不思議なことなのだが、古来歴史の流れが変わる瞬間、活躍するのは、「異端児」や「地方」であった。
 たとえば5世紀後半に現れた第21代雄略天皇は、異端児であった。
 ヤマト建国来、大王(天皇)は祭司王で、強大な権力は与えられていなかった。ところが5世紀に入ると、変化が起きる。朝鮮半島北部の騎馬民族国家・高句麗が南下政策を採り始めたため、ヤマト朝廷は軍事介入を始めた。ここに、強く迅速な意志が求められるようになり、この時登場したのが、雄略天皇であった。

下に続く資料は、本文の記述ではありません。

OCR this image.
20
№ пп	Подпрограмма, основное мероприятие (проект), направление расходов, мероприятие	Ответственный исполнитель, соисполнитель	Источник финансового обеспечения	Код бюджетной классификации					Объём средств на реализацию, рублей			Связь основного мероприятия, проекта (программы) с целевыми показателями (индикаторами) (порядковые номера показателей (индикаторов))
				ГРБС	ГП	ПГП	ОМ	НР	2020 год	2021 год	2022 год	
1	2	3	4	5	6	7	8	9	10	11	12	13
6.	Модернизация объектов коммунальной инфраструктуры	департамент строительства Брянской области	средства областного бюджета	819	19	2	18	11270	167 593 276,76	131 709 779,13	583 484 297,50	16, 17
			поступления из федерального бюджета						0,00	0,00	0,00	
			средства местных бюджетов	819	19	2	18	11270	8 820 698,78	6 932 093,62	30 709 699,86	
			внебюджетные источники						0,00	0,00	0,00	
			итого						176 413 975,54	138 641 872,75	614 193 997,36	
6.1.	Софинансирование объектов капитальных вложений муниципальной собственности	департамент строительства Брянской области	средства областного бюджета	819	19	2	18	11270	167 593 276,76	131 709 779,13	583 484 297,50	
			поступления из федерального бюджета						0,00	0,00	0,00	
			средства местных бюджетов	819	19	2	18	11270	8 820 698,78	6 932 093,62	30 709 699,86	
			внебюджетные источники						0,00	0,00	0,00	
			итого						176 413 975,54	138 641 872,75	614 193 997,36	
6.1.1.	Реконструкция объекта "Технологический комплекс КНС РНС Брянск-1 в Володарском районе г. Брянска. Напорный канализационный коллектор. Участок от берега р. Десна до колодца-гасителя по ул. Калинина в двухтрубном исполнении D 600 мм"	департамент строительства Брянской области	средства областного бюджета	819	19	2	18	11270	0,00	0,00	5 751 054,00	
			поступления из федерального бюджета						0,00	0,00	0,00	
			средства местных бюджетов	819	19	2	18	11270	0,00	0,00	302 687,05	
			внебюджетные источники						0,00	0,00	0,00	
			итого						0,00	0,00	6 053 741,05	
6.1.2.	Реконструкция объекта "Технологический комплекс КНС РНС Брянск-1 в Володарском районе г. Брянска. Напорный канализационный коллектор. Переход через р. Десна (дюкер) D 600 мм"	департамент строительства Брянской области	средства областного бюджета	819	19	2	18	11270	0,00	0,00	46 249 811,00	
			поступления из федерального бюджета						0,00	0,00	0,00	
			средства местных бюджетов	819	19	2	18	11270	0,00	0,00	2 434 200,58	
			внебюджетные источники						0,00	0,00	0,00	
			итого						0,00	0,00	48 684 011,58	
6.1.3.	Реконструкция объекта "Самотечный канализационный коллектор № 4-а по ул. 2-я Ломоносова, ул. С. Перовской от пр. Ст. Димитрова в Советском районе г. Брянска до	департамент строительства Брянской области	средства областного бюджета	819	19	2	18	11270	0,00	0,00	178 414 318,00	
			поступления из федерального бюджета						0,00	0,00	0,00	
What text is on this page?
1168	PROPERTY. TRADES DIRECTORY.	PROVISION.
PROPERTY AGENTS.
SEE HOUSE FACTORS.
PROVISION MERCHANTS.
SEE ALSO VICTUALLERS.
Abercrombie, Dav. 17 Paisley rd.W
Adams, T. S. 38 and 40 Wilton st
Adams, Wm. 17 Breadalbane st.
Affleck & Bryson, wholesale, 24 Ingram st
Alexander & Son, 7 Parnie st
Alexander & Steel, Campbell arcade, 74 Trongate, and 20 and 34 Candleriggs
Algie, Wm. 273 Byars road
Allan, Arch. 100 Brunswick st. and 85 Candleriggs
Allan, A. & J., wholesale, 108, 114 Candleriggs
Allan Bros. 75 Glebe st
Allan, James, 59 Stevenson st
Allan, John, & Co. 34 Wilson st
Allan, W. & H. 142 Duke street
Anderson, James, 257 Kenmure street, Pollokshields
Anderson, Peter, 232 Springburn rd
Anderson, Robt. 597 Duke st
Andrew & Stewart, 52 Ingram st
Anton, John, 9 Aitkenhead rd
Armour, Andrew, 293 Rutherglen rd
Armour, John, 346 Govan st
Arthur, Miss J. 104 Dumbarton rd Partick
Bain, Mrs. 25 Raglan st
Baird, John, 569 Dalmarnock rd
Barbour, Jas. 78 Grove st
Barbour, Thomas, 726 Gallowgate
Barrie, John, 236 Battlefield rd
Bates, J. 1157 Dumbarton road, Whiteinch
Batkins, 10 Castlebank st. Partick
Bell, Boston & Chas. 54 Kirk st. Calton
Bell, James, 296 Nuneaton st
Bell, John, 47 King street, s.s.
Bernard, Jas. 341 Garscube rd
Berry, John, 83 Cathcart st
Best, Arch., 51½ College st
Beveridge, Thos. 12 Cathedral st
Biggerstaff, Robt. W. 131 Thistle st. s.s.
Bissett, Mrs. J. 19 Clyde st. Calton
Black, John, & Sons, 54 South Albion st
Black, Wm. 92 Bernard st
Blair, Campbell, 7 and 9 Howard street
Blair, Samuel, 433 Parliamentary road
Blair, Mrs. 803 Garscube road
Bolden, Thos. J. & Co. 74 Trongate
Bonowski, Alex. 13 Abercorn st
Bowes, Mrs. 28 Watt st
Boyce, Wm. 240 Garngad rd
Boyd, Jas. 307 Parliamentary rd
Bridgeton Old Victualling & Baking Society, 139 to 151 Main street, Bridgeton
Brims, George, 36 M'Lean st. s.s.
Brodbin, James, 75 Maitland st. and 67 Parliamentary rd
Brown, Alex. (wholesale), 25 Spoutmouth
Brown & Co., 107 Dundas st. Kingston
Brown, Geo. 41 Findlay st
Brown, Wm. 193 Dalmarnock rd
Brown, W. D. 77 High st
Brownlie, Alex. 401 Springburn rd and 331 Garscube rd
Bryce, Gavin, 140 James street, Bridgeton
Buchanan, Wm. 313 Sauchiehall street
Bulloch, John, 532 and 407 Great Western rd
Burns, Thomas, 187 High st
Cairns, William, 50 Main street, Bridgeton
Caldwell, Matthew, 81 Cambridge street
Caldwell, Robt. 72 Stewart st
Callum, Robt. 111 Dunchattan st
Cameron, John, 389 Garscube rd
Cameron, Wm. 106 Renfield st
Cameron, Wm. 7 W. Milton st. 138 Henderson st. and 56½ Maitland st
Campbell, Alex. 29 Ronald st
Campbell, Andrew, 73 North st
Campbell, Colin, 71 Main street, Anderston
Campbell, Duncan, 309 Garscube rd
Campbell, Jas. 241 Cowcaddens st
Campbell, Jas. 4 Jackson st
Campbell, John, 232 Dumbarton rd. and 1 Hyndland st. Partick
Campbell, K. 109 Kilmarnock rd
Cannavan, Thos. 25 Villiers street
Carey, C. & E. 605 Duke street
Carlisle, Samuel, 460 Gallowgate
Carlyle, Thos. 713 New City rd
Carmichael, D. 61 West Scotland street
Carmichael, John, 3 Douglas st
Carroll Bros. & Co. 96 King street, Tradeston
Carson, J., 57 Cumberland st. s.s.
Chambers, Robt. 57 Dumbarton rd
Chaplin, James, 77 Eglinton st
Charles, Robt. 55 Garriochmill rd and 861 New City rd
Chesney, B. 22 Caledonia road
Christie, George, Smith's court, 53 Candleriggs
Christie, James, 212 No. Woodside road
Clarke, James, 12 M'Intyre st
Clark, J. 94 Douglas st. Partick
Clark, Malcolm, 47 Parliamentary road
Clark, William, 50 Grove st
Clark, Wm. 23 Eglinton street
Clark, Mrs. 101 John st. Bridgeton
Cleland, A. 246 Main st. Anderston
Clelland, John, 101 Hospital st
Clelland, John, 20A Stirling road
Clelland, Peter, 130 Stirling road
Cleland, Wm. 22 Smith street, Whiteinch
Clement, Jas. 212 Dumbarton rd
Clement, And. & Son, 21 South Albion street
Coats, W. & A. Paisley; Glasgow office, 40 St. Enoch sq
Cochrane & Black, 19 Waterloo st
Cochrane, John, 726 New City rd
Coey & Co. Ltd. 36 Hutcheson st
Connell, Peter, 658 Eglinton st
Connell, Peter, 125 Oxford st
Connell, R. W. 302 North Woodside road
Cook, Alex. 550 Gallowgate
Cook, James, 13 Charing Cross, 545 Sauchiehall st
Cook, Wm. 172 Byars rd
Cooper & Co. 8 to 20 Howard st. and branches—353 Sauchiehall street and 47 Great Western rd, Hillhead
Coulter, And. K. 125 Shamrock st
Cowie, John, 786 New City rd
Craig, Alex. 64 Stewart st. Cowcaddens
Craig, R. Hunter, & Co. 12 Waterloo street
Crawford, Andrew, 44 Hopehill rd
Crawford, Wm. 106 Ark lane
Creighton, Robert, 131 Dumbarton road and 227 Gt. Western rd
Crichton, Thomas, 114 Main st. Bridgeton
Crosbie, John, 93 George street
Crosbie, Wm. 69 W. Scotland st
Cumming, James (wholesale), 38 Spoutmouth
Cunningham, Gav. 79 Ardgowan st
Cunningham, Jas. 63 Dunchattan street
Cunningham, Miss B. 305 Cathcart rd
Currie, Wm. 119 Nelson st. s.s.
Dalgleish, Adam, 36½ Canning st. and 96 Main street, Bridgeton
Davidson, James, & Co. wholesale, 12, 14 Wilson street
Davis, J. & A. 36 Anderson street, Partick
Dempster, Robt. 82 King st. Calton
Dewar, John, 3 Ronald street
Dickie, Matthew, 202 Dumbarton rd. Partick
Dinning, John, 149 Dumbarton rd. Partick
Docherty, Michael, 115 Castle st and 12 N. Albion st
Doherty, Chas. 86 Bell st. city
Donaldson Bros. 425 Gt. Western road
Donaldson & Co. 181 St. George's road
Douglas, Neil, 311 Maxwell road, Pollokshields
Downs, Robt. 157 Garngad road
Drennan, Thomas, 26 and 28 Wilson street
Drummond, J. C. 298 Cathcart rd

 そもそも雄略に即位の芽はなかった。けれども、安康天皇暗殺事件の混乱に乗じて、玉座を手に入れた。雄略は複数の皇位継承候補に謀反の嫌疑をかけ、順番に殺していったのだ。当時最大の権勢を誇っていた円大臣(つぶらのおおおみ、葛城氏)をも滅ぼしてしまう。
 雄略天皇は、乱暴な性格だったらしい。『日本書紀』によれば、「自分が正しい」という信念から、誤って多くの人々を殺してしまったという。だから人々は「大(はなは)だ悪しくまします天皇なり」と罵った。やはりこの男は、異端児であった。
 一方で雄略天皇は強権を発動し、旧態依然としたシステムを一気に潰しにかかった気配がある。
 5世紀後半は、旧体制側の豪族たちも衰退し、新たな勢力が勃興する時代でもあった。この流れに乗った雄略天皇は、さしずめ古代版・織田信長といったところか。